Neuf siècles séparent deux hommes aussi différents que semblables.
L'un, Guillaume de Touron, petit seigneur médiéval, décide, à l'appel d'Urbain II en 1096, de partir en Terre Sainte à la tête d'une petite troupe de coquins, miséreux et ribaudes.
Libérer Jérusalem, la ville Lumière, du joug maure, et accessoirement, sur le chemin, massacrer tout juif de passage. Car les signes ont parlé. Des feux s'éteignent sans aucune pluie, la maladie frappe hommes et chevaux, des chats s'invitent la nuit dans le campement pour des sabbats impies. Il faut expurger le malin, clouer le damné au pilori et brûler le mécréant.
La troupe n'ira pas au-delà de l'hiver transalpin, gangrenée par le froid et la faim ; minée de paranoïa et de haines intestines.
Ne resteront que les écrits de Claude le Bossu, rejeton dégénéré du seigneur, qui consigne au jour le jour ses propres turpitudes comme les exactions hallucinées de ces croisés misérables.
De l'autre Chraga Unger, conférencier vieillissant, malade et obèse, qui jour après jour, de kibboutz en kibboutz, déroule son antienne quant au péril bolchevique décidé à anéantir le jeune état hébreu et les juifs du monde entier.
Le mot « crépusculaire » revient souvent dans les commentaires de cette oeuvre. Et il est ô combien juste.
Guillaume de Touron est un homme blessé, meurtri par les deuils successifs de ses deux jeunes épouses, par l'absence d'héritier, par l'amour perdu de sa jeunesse, par la faillite de son domaine et les dettes accumulées. Reclus en folie, il condense le peu de vie qu'il lui reste en une haine abjecte du Juif, figure de tous les arbitraires, de toutes les responsabilités, coupable avant même que d'être.
A l'autre bout, Chraga Unger est lui aussi un éclopé de la vie, rongé de solitude, gras d'un passé que l'on devine hanté et lourd. Une jeunesse russe a enfanté une insidieuse folie qui grignote son quotidien, le contraignant, encore et encore, à prédire le pogrom planétaire fomenté par les rouges de l'est.
Amos Oz tisse dans ces deux nouvelles les fils névrotiques de la folie individuelle et ceux des démences collectives.

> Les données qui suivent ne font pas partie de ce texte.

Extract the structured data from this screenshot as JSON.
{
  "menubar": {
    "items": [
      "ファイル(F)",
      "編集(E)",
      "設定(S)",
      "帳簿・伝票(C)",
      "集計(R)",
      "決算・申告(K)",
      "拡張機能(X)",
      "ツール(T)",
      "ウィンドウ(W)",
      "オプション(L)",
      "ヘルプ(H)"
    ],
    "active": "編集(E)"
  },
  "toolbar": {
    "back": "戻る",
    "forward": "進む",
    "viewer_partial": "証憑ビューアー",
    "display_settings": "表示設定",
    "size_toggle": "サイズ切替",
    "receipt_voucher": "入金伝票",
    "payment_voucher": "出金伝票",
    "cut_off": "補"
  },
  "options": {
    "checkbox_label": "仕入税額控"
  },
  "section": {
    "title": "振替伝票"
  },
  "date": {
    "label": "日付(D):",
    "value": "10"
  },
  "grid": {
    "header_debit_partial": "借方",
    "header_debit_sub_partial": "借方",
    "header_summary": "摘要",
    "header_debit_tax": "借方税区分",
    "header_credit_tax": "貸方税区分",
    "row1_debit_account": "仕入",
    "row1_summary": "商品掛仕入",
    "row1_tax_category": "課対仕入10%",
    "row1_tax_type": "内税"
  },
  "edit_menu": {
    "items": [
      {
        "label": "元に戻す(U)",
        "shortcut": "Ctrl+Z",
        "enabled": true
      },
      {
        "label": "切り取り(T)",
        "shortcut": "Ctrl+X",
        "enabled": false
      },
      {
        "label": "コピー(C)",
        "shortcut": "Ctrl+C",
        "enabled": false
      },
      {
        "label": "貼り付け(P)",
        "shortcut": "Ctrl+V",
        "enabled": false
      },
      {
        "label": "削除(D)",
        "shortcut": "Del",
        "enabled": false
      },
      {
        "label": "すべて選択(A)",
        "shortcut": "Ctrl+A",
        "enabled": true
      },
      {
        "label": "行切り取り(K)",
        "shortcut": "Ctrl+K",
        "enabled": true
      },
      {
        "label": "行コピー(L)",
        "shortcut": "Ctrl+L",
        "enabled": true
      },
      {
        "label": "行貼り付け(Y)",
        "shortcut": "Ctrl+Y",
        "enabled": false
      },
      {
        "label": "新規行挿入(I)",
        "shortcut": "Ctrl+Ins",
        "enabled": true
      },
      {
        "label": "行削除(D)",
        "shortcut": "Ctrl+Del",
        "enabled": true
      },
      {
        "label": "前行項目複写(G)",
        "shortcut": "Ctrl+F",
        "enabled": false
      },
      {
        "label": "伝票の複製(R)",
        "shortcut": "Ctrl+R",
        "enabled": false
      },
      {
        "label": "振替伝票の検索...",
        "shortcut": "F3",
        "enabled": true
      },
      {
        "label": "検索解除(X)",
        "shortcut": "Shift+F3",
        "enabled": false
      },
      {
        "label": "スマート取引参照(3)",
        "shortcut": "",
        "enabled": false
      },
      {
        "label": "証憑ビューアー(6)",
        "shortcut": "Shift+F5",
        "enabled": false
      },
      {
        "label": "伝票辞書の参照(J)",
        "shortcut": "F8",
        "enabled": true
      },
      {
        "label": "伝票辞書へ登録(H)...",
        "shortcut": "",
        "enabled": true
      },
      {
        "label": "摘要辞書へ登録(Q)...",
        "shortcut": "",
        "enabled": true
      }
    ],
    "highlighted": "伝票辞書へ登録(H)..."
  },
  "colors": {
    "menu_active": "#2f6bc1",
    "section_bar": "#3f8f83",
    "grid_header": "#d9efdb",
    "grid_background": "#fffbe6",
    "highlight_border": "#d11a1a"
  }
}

En virtuose de la psyché et d'une prose étincelante, l'auteur explore le syndrome de la judaïté, ce mal ancestral et incurable qui oblige à tuer ou à survivre.
En ce sens, les deux textes se répondent et se confondent pour livrer une réflexion abyssale à l'humanité exacerbée.
A l'image de Jérusalem, mythique et inaccessible, la judaïté ouvre l'appétit à toutes les névroses et malmène jusqu'aux extrêmes.
(Un grand merci à @Dandine, qui, par son récent billet, m'a fait découvrir ce texte d'un auteur qui n'aura cesser au fil de chaque page de m'éblouir.)